Ab 17. Juni des gleichen Jahres ist er der neue Gemeindevorstand in Paunsdorf. Am 5. Juli 1895 wird er für weitere sechs Jahre gewählt.
Herr Dölling hatte sich schnell in Paunsdorf eingelebt und zur Wahlheimat gemacht. Der Gemeinderat hatte zur rechten Zeit einen Mann gefunden, der sich aufopfernd und gerecht für den Ort und seine Bevölkerung einsetzte und in kluger Voraussicht handelte. Dölling hatte erkannt, dass Paunsdorf seinen ländlichen Charakter durch die sich um und in Leipzig entwickelnde Industrie immer mehr verlor.
Die Gutsbesitzer verkauften günstig ihre Äcker, die Tiere und schließlich den Hof. Diesem Wandel versuchte Dölling durch Werben um Ansiedlung von Industrie und Gewerbe zu unterstützen. Der Gemeinderat war seit einigen Jahren bestrebt, in das Stadtgebiet von Leipzig einbezogen zu werden, hatte aber stets Ablehnung erhalten. So musste die Gemeinde Paunsdorf ihre Wachstumsprobleme selbst lösen, die wahrlich groß genug waren. Für seine Verdienste wurde er deshalb am 12. März 1897 vom Gemeinderat auf Lebenszeit gewählt. Sein Gehalt wird ab diesem Zeitpunkt auf 3000 Mark jährlich erhöht, ab 1. April 1897 ist er pensionsberechtigt.

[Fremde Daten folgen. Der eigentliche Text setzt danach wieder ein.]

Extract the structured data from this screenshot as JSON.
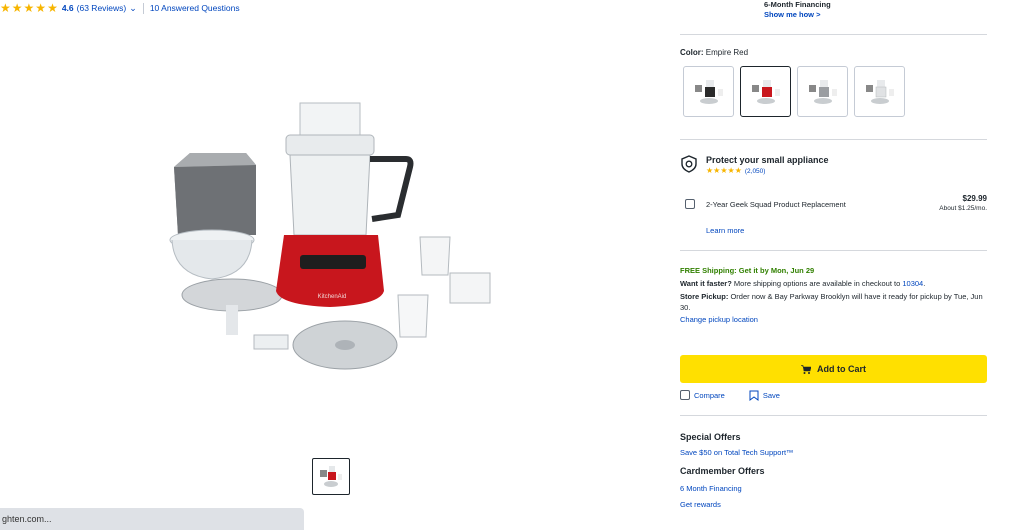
{
  "reviews": {
    "rating": "4.6",
    "count_text": "(63 Reviews)",
    "qa_text": "10 Answered Questions"
  },
  "financing": {
    "title": "6-Month Financing",
    "link": "Show me how >"
  },
  "color": {
    "label": "Color:",
    "selected": "Empire Red",
    "options": [
      "Black",
      "Empire Red",
      "Silver",
      "White"
    ]
  },
  "protection": {
    "title": "Protect your small appliance",
    "rating_count": "(2,050)",
    "plan_label": "2-Year Geek Squad Product Replacement",
    "plan_price": "$29.99",
    "plan_monthly": "About $1.25/mo.",
    "learn_more": "Learn more"
  },
  "shipping": {
    "free_text": "FREE Shipping: Get it by Mon, Jun 29",
    "faster_label": "Want it faster?",
    "faster_text": "More shipping options are available in checkout to",
    "zip": "10304",
    "faster_end": ".",
    "pickup_label": "Store Pickup:",
    "pickup_text": "Order now & Bay Parkway Brooklyn will have it ready for pickup by Tue, Jun 30.",
    "change_location": "Change pickup location"
  },
  "cart": {
    "add_label": "Add to Cart",
    "compare_label": "Compare",
    "save_label": "Save"
  },
  "offers": {
    "special_title": "Special Offers",
    "special_link": "Save $50 on Total Tech Support™",
    "card_title": "Cardmember Offers",
    "card_link1": "6 Month Financing",
    "card_link2": "Get rewards"
  },
  "status_bar": {
    "url": "ghten.com..."
  },
  "colors": {
    "link": "#0046be",
    "cart_button": "#ffe000",
    "star": "#f7b500",
    "shipping_green": "#318000",
    "product_red": "#c8161d"
  }
}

Dölling kaufte am 7. April 1898 von Dr. Franz Friedrich Bernhard Elsner das Hausgrundstück Schulstraße Kataster-Nr. 140 (heute Döllingstraße 28). Als er sich ein neues Haus in der Dresdner Straße 39 baute (die Dresdner Straße wurde am 10. Mai 1912 in Riesaer Straße umbenannt), verkaufte er das Haus in der Schulstraße an den Buchbinder Friedrich Otto Stephan in Stötteritz.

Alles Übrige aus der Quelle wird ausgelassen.